I realize this is very trivial and not worth worrying about, but I am wondering if I should add the phrase "other than FQEA" since several data show that FQEA is strictly speaking also susceptible to first-generation EGFR TKIs. I would like to leave the decision to the author or editors.

 

5.     L118 of p.3, the number of section

Please check the section number. It should probably be changed to "1.3".

 

6.     L131 of p.4, the reference of ESMO

For clarifying the data of reference, I recommend adding the following citation as a reference to the study of MEDI5752 for NSCLC: Annals of Oncology (2022) 33 (suppl_7): S808-S869.

 

7.     L158 of p.4, the section number

The correct number is probably 2.

 

8.     L210 of p.6, the term of RECIST

Why was only this ORR accompanied by the term "RECIST v1.1"? The response rates that have been reported recently have all been evaluated by RECIST v1.1. I think that this term can be omitted.

 

9.     L260 of p.7, about the information of Teliso-V for EGFR-mutated population.

The authors should mention the study of EGFR TKI in combination with Teliso-V for this population to avoid misunderstanding.

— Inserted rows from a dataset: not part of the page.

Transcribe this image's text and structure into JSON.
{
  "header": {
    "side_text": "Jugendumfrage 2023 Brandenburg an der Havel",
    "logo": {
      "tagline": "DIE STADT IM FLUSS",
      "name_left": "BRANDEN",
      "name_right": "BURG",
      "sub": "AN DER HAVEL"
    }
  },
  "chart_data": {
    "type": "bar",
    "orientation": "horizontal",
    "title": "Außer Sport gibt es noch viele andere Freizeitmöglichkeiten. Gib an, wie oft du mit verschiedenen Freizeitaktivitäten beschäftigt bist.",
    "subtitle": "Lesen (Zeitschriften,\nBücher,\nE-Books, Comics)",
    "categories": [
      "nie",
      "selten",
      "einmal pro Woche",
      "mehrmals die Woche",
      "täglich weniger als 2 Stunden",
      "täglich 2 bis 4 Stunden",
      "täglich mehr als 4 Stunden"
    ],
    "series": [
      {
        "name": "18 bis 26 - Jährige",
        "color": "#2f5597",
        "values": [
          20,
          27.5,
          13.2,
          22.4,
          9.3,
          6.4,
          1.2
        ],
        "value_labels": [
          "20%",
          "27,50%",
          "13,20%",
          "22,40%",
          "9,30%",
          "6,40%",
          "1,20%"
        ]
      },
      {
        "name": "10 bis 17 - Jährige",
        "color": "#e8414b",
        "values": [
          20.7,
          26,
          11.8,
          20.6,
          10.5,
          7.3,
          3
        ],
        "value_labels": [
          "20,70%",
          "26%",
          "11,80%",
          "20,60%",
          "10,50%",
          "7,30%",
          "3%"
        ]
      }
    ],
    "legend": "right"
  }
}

Phase 1/1b study of osimertinib therapy in combination with Teliso-V showed ORR of 50% even in heavily treated, c-MET high expressed patients after failure of osimertinib monotherapy. (J Clin Oncol 40, 2022 (suppl 16; abstr 9013)) In addition, erlotinib plus Teliso-V therapy  also showed clinical benefit, PFS of 5.9 months, ORR of 32.1%, DCR of 85.7%, in the population  including the c-MET high expressed patients pretreated with EGFR-TKI. (Journal of Clinical Oncology 41, no. 5 (February 10, 2023) 1105-1115.) I recognize that these data indicated the potential that Teliso-V can be therapeutic agent for resistant EGFR-mutated, c-MET expressed NSCLC under combination with EGFR-TKI.

 

10.  L 346 of p.9, CART

Is it correct that this abbreviation stands for "amphetamine-regulated transcript peptide"? Please describe in detail what it stands for.

Author Response

Please see the attachment 

Author Response File: Author Response.docx

Round 2

Reviewer 2 Report

The areas I pointed out have been corrected with almost no problems. One point needs to be corrected regarding FQEA, perhaps due to a misunderstanding.

There are several variants of Ex20ins, all of which are known to be less effective than conventional EGFR TK. However, among the Ex20ins, FQEA has been reported to be effective with erlotinib (JTO Clin Res Rep. 2020 Sep;1(3):100051), and there have been recent reports in Nature that afatinib may be effective for FQEA due to its structure (Nature. 2021 Sep;1(3):100051).  The authors state that "EGFR mutations with insertions in exon 20, A763_Y764insFQEA, have shown very low response rates (<10%) to common EGFR TKIs (osimertinib, erlotinib, etc.), which is thought to be related to alterations that prevent TKI binding. Consider changing the statement to "except FQEA".

 

Author Response

We had intended to include except prior to FQEA addition. It was accidently omitted. It has been replaced.